110 W. New York Ave.
DeLand, FL 32720
By Jen Horton
posted Oct 30, 2013 - 3:12:37pm
The City of DeLand is planning to give businesses a lot more leeway in choosing paint colors.
Currently, commercial property owners and tenants must choose exterior building colors from a pretty limited list of earth tones and pastels.
If you don't like the color choices, you're out of luck; there is no recourse if your business-branding color isn't on the approved list.
The rules aren’t popular. City Commissioner Phil Martin said limiting the choice of colors a business owner is allowed to use is pretty high on the "gripe list."
All the city commissioners voted Oct. 21 to broaden the color choices and change the rules. The looser rules will have to be approved a second time before taking effect.

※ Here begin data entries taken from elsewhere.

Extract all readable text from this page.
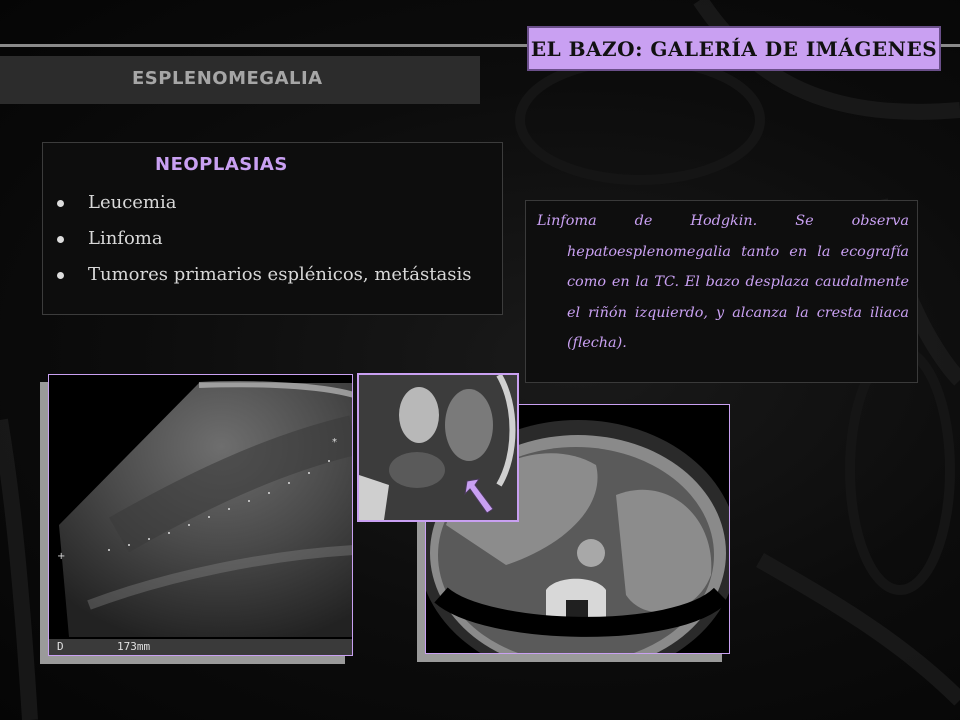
ESPLENOMEGALIA
EL BAZO: GALERÍA DE IMÁGENES
NEOPLASIAS
Leucemia
Linfoma
Tumores primarios esplénicos, metástasis

Linfoma de Hodgkin. Se observa hepatoesplenomegalia tanto en la ecografía como en la TC. El bazo desplaza caudalmente el riñón izquierdo, y alcanza la cresta iliaca (flecha).

*
+
D	173mm
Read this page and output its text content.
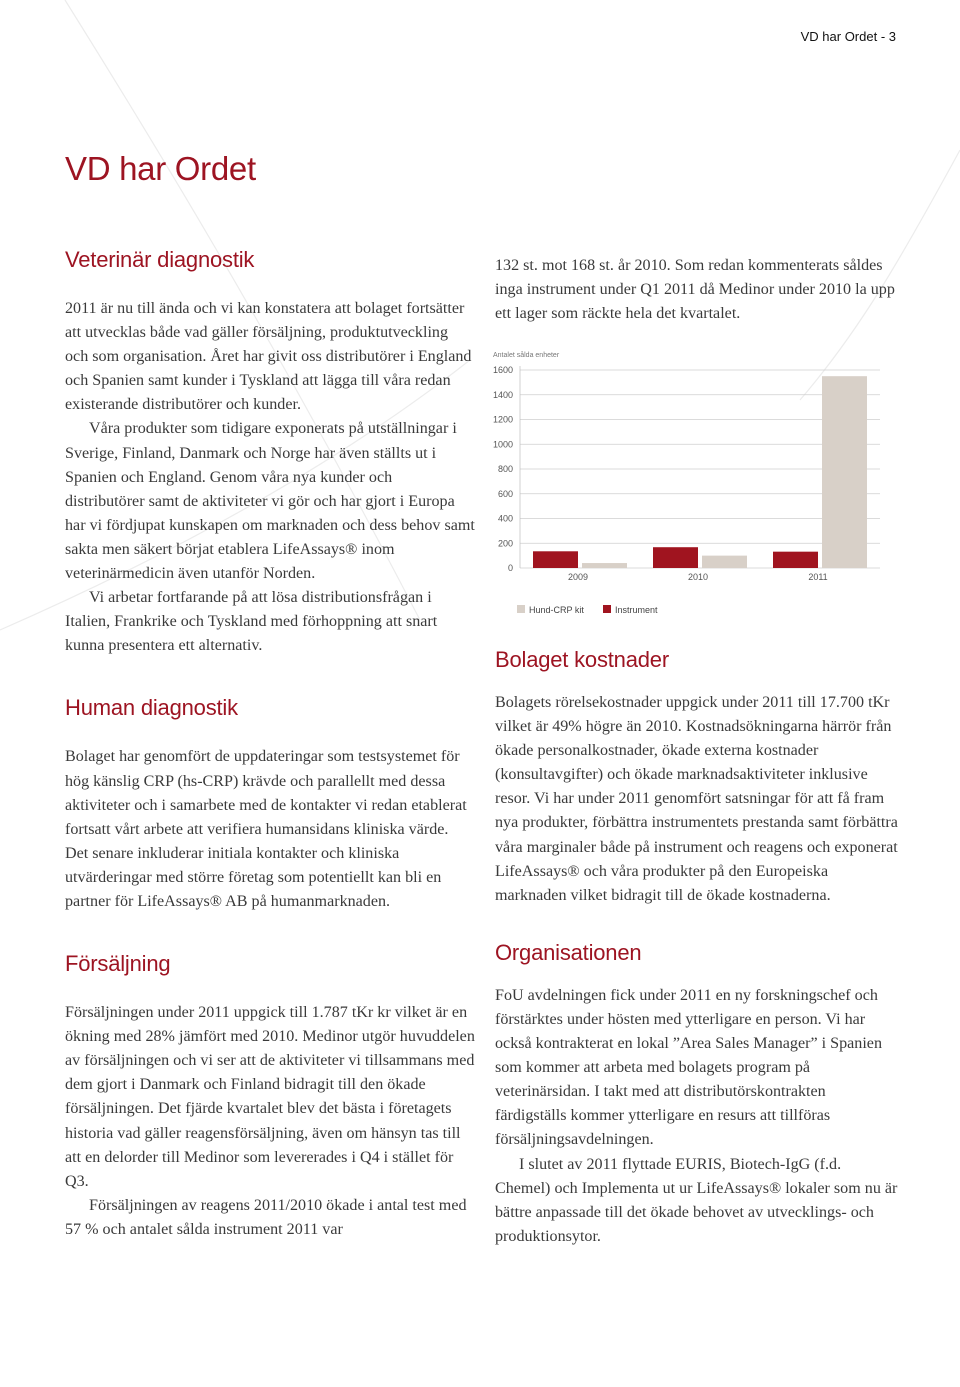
VD har Ordet - 3
VD har Ordet
Veterinär diagnostik

2011 är nu till ända och vi kan konstatera att bolaget fortsätter att utvecklas både vad gäller försäljning, produktutveckling och som organisation. Året har givit oss distributörer i England och Spanien samt kunder i Tyskland att lägga till våra redan existerande distributörer och kunder.

Våra produkter som tidigare exponerats på utställningar i Sverige, Finland, Danmark och Norge har även ställts ut i Spanien och England. Genom våra nya kunder och distributörer samt de aktiviteter vi gör och har gjort i Europa har vi fördjupat kunskapen om marknaden och dess behov samt sakta men säkert börjat etablera LifeAssays® inom veterinärmedicin även utanför Norden.

Vi arbetar fortfarande på att lösa distributionsfrågan i Italien, Frankrike och Tyskland med förhoppning att snart kunna presentera ett alternativ.

Human diagnostik

Bolaget har genomfört de uppdateringar som testsystemet för hög känslig CRP (hs-CRP) krävde och parallellt med dessa aktiviteter och i samarbete med de kontakter vi redan etablerat fortsatt vårt arbete att verifiera humansidans kliniska värde. Det senare inkluderar initiala kontakter och kliniska utvärderingar med större företag som potentiellt kan bli en partner för LifeAssays® AB på humanmarknaden.

Försäljning

Försäljningen under 2011 uppgick till 1.787 tKr kr vilket är en ökning med 28% jämfört med 2010. Medinor utgör huvuddelen av försäljningen och vi ser att de aktiviteter vi tillsammans med dem gjort i Danmark och Finland bidragit till den ökade försäljningen. Det fjärde kvartalet blev det bästa i företagets historia vad gäller reagensförsäljning, även om hänsyn tas till att en delorder till Medinor som levererades i Q4 i stället för Q3.

Försäljningen av reagens 2011/2010 ökade i antal test med 57 % och antalet sålda instrument 2011 var

132 st. mot 168 st. år 2010. Som redan kommenterats såldes inga instrument under Q1 2011 då Medinor under 2010 la upp ett lager som räckte hela det kvartalet.

Antalet sålda enheter
0
200
400
600
800
1000
1200
1400
1600
2009	2010	2011
Hund-CRP kit	Instrument
Bolaget kostnader

Bolagets rörelsekostnader uppgick under 2011 till 17.700 tKr vilket är 49% högre än 2010. Kostnadsökningarna härrör från ökade personalkostnader, ökade externa kostnader (konsultavgifter) och ökade marknadsaktiviteter inklusive resor. Vi har under 2011 genomfört satsningar för att få fram nya produkter, förbättra instrumentets prestanda samt förbättra våra marginaler både på instrument och reagens och exponerat LifeAssays® och våra produkter på den Europeiska marknaden vilket bidragit till de ökade kostnaderna.

Organisationen

FoU avdelningen fick under 2011 en ny forskningschef och förstärktes under hösten med ytterligare en person. Vi har också kontrakterat en lokal ”Area Sales Manager” i Spanien som kommer att arbeta med bolagets program på veterinärsidan. I takt med att distributörskontrakten färdigställs kommer ytterligare en resurs att tillföras försäljningsavdelningen.

I slutet av 2011 flyttade EURIS, Biotech-IgG (f.d. Chemel) och Implementa ut ur LifeAssays® lokaler som nu är bättre anpassade till det ökade behovet av utvecklings- och produktionsytor.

City Planning Director Mike Holmes said two big changes are being made: The first is a uniform set of standards for picking paint, instead of an arbitrary list. Second, there will be an appeal process.
"Before, they were just told no, and were out of luck," Holmes said. "How do you really appeal on an arbitrary set of colors?"
The appeal process will allow commercial business owners to ask the City Commission for a variance from the paint standards in the code.
"We're able to work with you," Holmes said.
Under the new rules, if the changes are approved on second reading, allowable paints will be determined by a universal measurement rather than a color list.
Paint has a “light reflective value” or LVR rating. If you get a paint card from a store, it shows a color family on one card. The darkest shade is on the bottom, the lightest is at the top. Each square on that color card has an LVR — which is often printed on the back of the card. The higher the rating, the lighter the paint color.
Under the old rules, only paints with an LVR of 70 percent or higher could be used. The colors were super-light. The city is relaxing the rules to allow paint with an LVR of 50 percent or higher for use on most of a building’s surface. That means medium-range shades can be used.
Plus, accent colors can have LVRs of 20 percent or higher, including dark hues.
"We felt that this was a good system," Holmes said. "Here's a number, so we're not being arbitrary."
Martin requested that staff bring back pictures of buildings with more than two colors, so the City Commission could have a visual aid before voting for the second time on the new rules.